INFLUÊNCIAS DA LINGUAGEM ORAL
SOBRE A PRÁTICA DA ESCRITA

Considerando a Figura 3 acima, a Fala1 é aquela da qual o falante iletrado (aqui como aquele que ainda não faz uso da escrita, aquele que não tem instrução) tem um certo domínio; é a fala pré-letramento. Nos primeiros momentos de desenvolvimento da escrita, essa fala exerce total influência sobre a prática da escrita, que, para o aprendiz, inconsciente da sua função social e importância nas práticas discursivas sociais, é tão-simplesmente uma forma de representação da linguagem oral. As suas particularidades e normas são inibidas pelas particularidades e normas da fala, que insurgem como a referência da linguagem como um todo. Esse estágio pode ser representado da seguinte forma:

Figura 4. Influências da fala sobre a escrita

Assim, é muito comum encontrarmos marcas da oralidade em produções escritas. Podem-se constatar tais marcas, se considerarmos algumas características específicas do texto falado como, por exemplo, as que assinalou Koch (1997): questão da referência, repetição, marcadores discursivos, justaposição de enunciados, discurso citado, segmentação gráfica, grafia correspondente à palavra ou seqüência de palavras e autocorreção.

Questão da referência

Numa interação face-a-face, situação conversacional em que os participantes na maioria das vezes são coniventes em relação a todos os elementos contextuais, é muito comum a recuperação do referente na própria situação discursiva. A referência pode, pois, facilmente ser recuperado com um simples olhar em sua direção. Pode o indivíduo falante apontá-lo ou até mesmo gesticular de maneira que o interlocutor possa saber de que ou de quem se fala.

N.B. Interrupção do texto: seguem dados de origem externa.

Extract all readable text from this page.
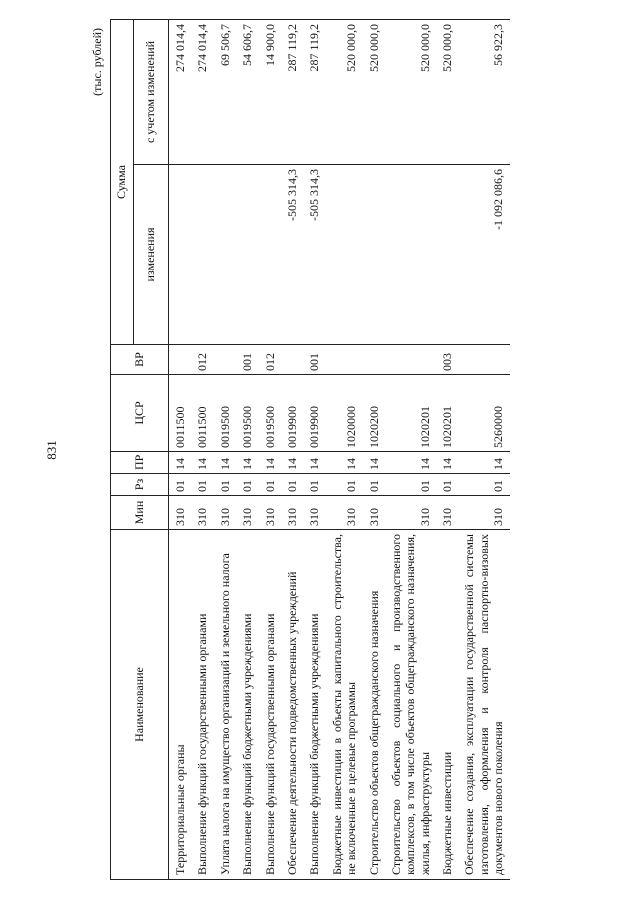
831
(тыс. рублей)
Наименование	Мин	Рз	ПР	ЦСР	ВР	Сумма	
						изменения	с учетом изменений
Территориальные органы	310	01	14	0011500			274 014,4
Выполнение функций государственными органами	310	01	14	0011500	012		274 014,4
Уплата налога на имущество организаций и земельного налога	310	01	14	0019500			69 506,7
Выполнение функций бюджетными учреждениями	310	01	14	0019500	001		54 606,7
Выполнение функций государственными органами	310	01	14	0019500	012		14 900,0
Обеспечение деятельности подведомственных учреждений	310	01	14	0019900		-505 314,3	287 119,2
Выполнение функций бюджетными учреждениями	310	01	14	0019900	001	-505 314,3	287 119,2
Бюджетные инвестиции в объекты капитального строительства, не включенные в целевые программы	310	01	14	1020000			520 000,0
Строительство объектов общегражданского назначения	310	01	14	1020200			520 000,0
Строительство объектов социального и производственного комплексов, в том числе объектов общегражданского назначения, жилья, инфраструктуры	310	01	14	1020201			520 000,0
Бюджетные инвестиции	310	01	14	1020201	003		520 000,0
Обеспечение создания, эксплуатации государственной системы изготовления, оформления и контроля паспортно-визовых документов нового поколения	310	01	14	5260000		-1 092 086,6	56 922,3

Há casos, inclusive, em que o conhecimento é tão compartilhado entre os participantes da interação face-a-face, que basta um simples riso ou um silêncio, acompanhado de uma expressão facial ou corporal.

Tudo aconteceu no ano passado quando eu viagei com meus tios C. e V. e primas R., P. e S. para Santa Catarina, chegando de viagem já no final de Janeiro eu tinha que voltar pra casa mais resolvi passar mais alguns dias com eles, em Varginha (M-G), por tanto na data de meu aniversário 03/02 eu estava , e ... (sic)

Apartir (sic) do segundo dia ele começou dizer as novidades, esse é um dos pontos positivos dele, ele conta quase todas as suas alegrias pra gente, ele gosta de nos participar de tudo de bom e ruim que acontece em sua vida.

Tais marcas da oralidade poderiam ser evitadas com o uso de outros elementos referenciais mais comuns de serem encontrados na modalidade escrita, como por exemplo, elipse, sinonímia de formas, dêiticos que mantêm marcas mais vinculadas com o nome substituto, e repetição conveniente.

Repetições

A repetição é muito freqüente nas produções orais, o que não é comum nas produções escritas, em que ocorrem outros artifícios de coesão referencial, como a sinonímia, a elipse, a paráfrase.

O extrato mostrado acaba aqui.